Eishockey Trainingselemente zum besseren Schlittschuhlaufen

Problem: Fehlende Kufen-Kontrolle

Du stehst auf dem Eis und das Gefühl, nicht genug Halt zu haben, ist wie ein Schiff ohne Anker – es treibt, es rutscht, es fehlt die Präzision. Jeder Trainer kennt das Bild: Der Spieler gleitet, aber nicht zielgerichtet, verliert den Angriffsvorsprung. Und genau deshalb sprengen wir hier die üblichen Floskeln und gehen sofort zur Sache.

Richtige Grundlagentechnik – Sprint‑Sprints

Kein Witz, das Aufwärmen ist kein langweiliges Joggen. Kurze, explosive Sprints über 15‑20 Meter, sofort gefolgt von 5‑Sekunden‑Pause, zwingen die Muskelspindeln, maximal zu feuern. Das Ergebnis? Schnellere Kraftübertragung auf die Kufe, weniger Schlupf. Und das Beste: Du brauchst kein teures Gerät, nur das Eis und dein Wille.

Seitliche Push‑Drills – Die Kante wird dein Freund

Stell dir vor, du drückst den Gegner mit deiner Kante wie ein Rasiermesser. Du machst 3‑Satz‑Übungen, bei denen du ausschließlich seitlich schrubbst, immer nur fünf Sekunden pro Seite, dann sofort Richtungswechsel. Das stärkt die Adduktoren, verhindert das „Ausrutschen“ bei schnellen Richtungswechseln. Denk dran: Jedes Mal, wenn du die Kante nutzt, entsteht ein neues Muskelgedächtnis.

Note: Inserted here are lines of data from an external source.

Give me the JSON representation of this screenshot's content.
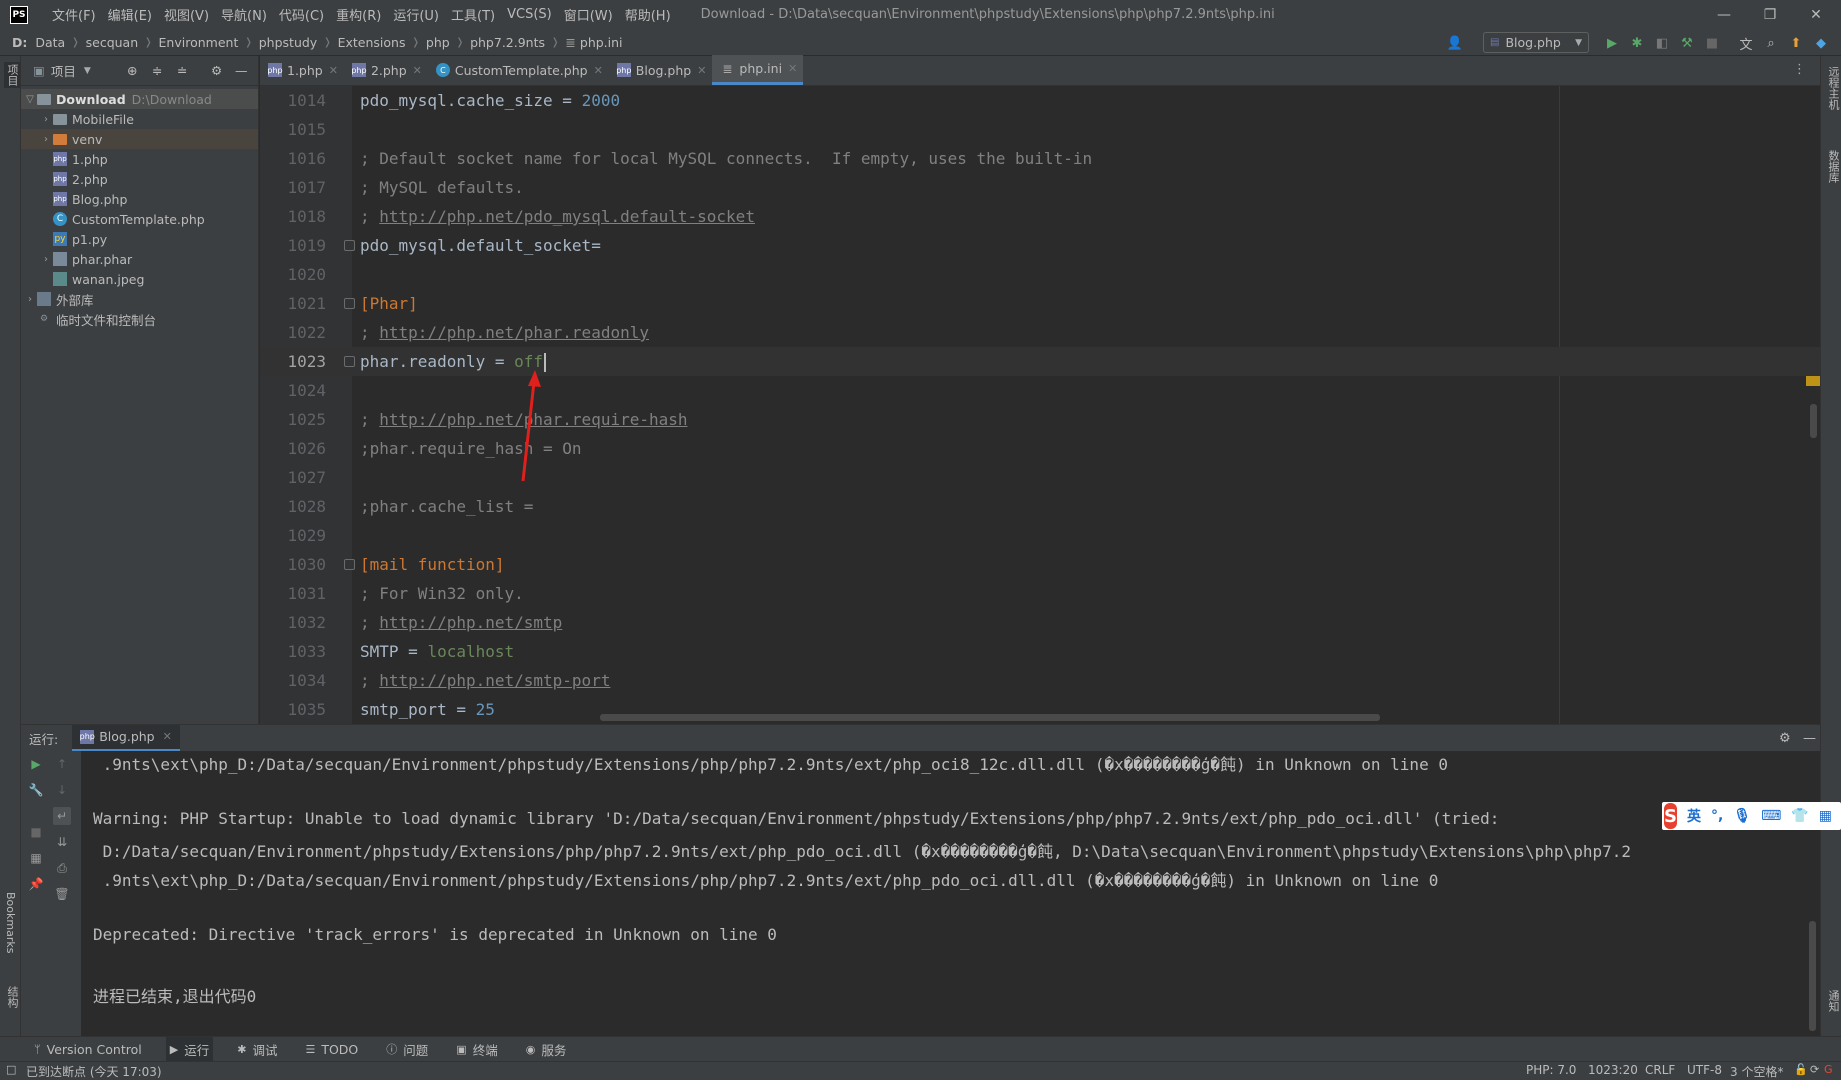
{
  "app": {
    "logo": "PS",
    "window_title": "Download - D:\\Data\\secquan\\Environment\\phpstudy\\Extensions\\php\\php7.2.9nts\\php.ini"
  },
  "menu": [
    "文件(F)",
    "编辑(E)",
    "视图(V)",
    "导航(N)",
    "代码(C)",
    "重构(R)",
    "运行(U)",
    "工具(T)",
    "VCS(S)",
    "窗口(W)",
    "帮助(H)"
  ],
  "breadcrumbs": [
    "D:",
    "Data",
    "secquan",
    "Environment",
    "phpstudy",
    "Extensions",
    "php",
    "php7.2.9nts",
    "php.ini"
  ],
  "run_config": "Blog.php",
  "project": {
    "header": "项目",
    "root": {
      "name": "Download",
      "path": "D:\\Download"
    },
    "items": [
      {
        "label": "MobileFile",
        "type": "folder"
      },
      {
        "label": "venv",
        "type": "folder-excluded"
      },
      {
        "label": "1.php",
        "type": "php"
      },
      {
        "label": "2.php",
        "type": "php"
      },
      {
        "label": "Blog.php",
        "type": "php"
      },
      {
        "label": "CustomTemplate.php",
        "type": "class"
      },
      {
        "label": "p1.py",
        "type": "python"
      },
      {
        "label": "phar.phar",
        "type": "phar"
      },
      {
        "label": "wanan.jpeg",
        "type": "image"
      }
    ],
    "external_libs": "外部库",
    "scratches": "临时文件和控制台"
  },
  "tabs": [
    "1.php",
    "2.php",
    "CustomTemplate.php",
    "Blog.php",
    "php.ini"
  ],
  "editor": {
    "lines": [
      {
        "n": "1014",
        "text": "pdo_mysql.cache_size = 2000"
      },
      {
        "n": "1015",
        "text": ""
      },
      {
        "n": "1016",
        "text": "; Default socket name for local MySQL connects.  If empty, uses the built-in"
      },
      {
        "n": "1017",
        "text": "; MySQL defaults."
      },
      {
        "n": "1018",
        "text": "; http://php.net/pdo_mysql.default-socket"
      },
      {
        "n": "1019",
        "text": "pdo_mysql.default_socket="
      },
      {
        "n": "1020",
        "text": ""
      },
      {
        "n": "1021",
        "text": "[Phar]"
      },
      {
        "n": "1022",
        "text": "; http://php.net/phar.readonly"
      },
      {
        "n": "1023",
        "text": "phar.readonly = off"
      },
      {
        "n": "1024",
        "text": ""
      },
      {
        "n": "1025",
        "text": "; http://php.net/phar.require-hash"
      },
      {
        "n": "1026",
        "text": ";phar.require_hash = On"
      },
      {
        "n": "1027",
        "text": ""
      },
      {
        "n": "1028",
        "text": ";phar.cache_list ="
      },
      {
        "n": "1029",
        "text": ""
      },
      {
        "n": "1030",
        "text": "[mail function]"
      },
      {
        "n": "1031",
        "text": "; For Win32 only."
      },
      {
        "n": "1032",
        "text": "; http://php.net/smtp"
      },
      {
        "n": "1033",
        "text": "SMTP = localhost"
      },
      {
        "n": "1034",
        "text": "; http://php.net/smtp-port"
      },
      {
        "n": "1035",
        "text": "smtp_port = 25"
      }
    ]
  },
  "run": {
    "label": "运行:",
    "tab": "Blog.php",
    "output": [
      " .9nts\\ext\\php_D:/Data/secquan/Environment/phpstudy/Extensions/php/php7.2.9nts/ext/php_oci8_12c.dll.dll (�x��������ģ�飩) in Unknown on line 0",
      "",
      "Warning: PHP Startup: Unable to load dynamic library 'D:/Data/secquan/Environment/phpstudy/Extensions/php/php7.2.9nts/ext/php_pdo_oci.dll' (tried:",
      " D:/Data/secquan/Environment/phpstudy/Extensions/php/php7.2.9nts/ext/php_pdo_oci.dll (�x��������ģ�飩, D:\\Data\\secquan\\Environment\\phpstudy\\Extensions\\php\\php7.2",
      " .9nts\\ext\\php_D:/Data/secquan/Environment/phpstudy/Extensions/php/php7.2.9nts/ext/php_pdo_oci.dll.dll (�x��������ģ�飩) in Unknown on line 0",
      "",
      "Deprecated: Directive 'track_errors' is deprecated in Unknown on line 0",
      "",
      "进程已结束,退出代码0"
    ]
  },
  "tool_windows": [
    "Version Control",
    "运行",
    "调试",
    "TODO",
    "问题",
    "终端",
    "服务"
  ],
  "side_labels": {
    "left_top": "项目",
    "left_bookmarks": "Bookmarks",
    "left_structure": "结构",
    "right_remote": "远程主机",
    "right_db": "数据库",
    "right_notify": "通知"
  },
  "status": {
    "message": "已到达断点 (今天 17:03)",
    "php": "PHP: 7.0",
    "position": "1023:20",
    "line_sep": "CRLF",
    "encoding": "UTF-8",
    "indent": "3 个空格*"
  },
  "ime": {
    "logo": "S",
    "mode": "英",
    "punct": "°,"
  }
}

Balance‑Boards auf Eis – Der Klassiker, neu gedacht

Ja, Balance‑Boards gibt’s schon. Aber auf dem Eis zu trainieren, ist ein ganz anderer Hebel. Du stellst das Board auf ein kleines Stück Eis, balancierst, während du den Stick hältst. Dieser Drill zwingt den Core, die Hüfte und den unteren Rücken, synchron zu arbeiten. Ergebnis: Stabilere Skater‑Skate‑Moves, die sich nicht mehr wie ein Wackelpudding anfühlen.

Skate‑Strap‑Burpees – Kombi aus Kraft und Rhythmus

Hier kombinierst du die klassische Burpee-Bewegung mit einem schnellen „Push‑Off“ vom Eis. Du springst hoch, landest in der Hocke, drückst dich sofort explosiv ab. Auf dem Eis fühlst du die zusätzliche Herausforderung: Jeder Sprung muss sauber abrollen, sonst verlierst du Tempo. Dieser Drill ist ein echter Test für deine Schnellkraft und deine Fähigkeit, das Tempo sofort wieder aufzunehmen.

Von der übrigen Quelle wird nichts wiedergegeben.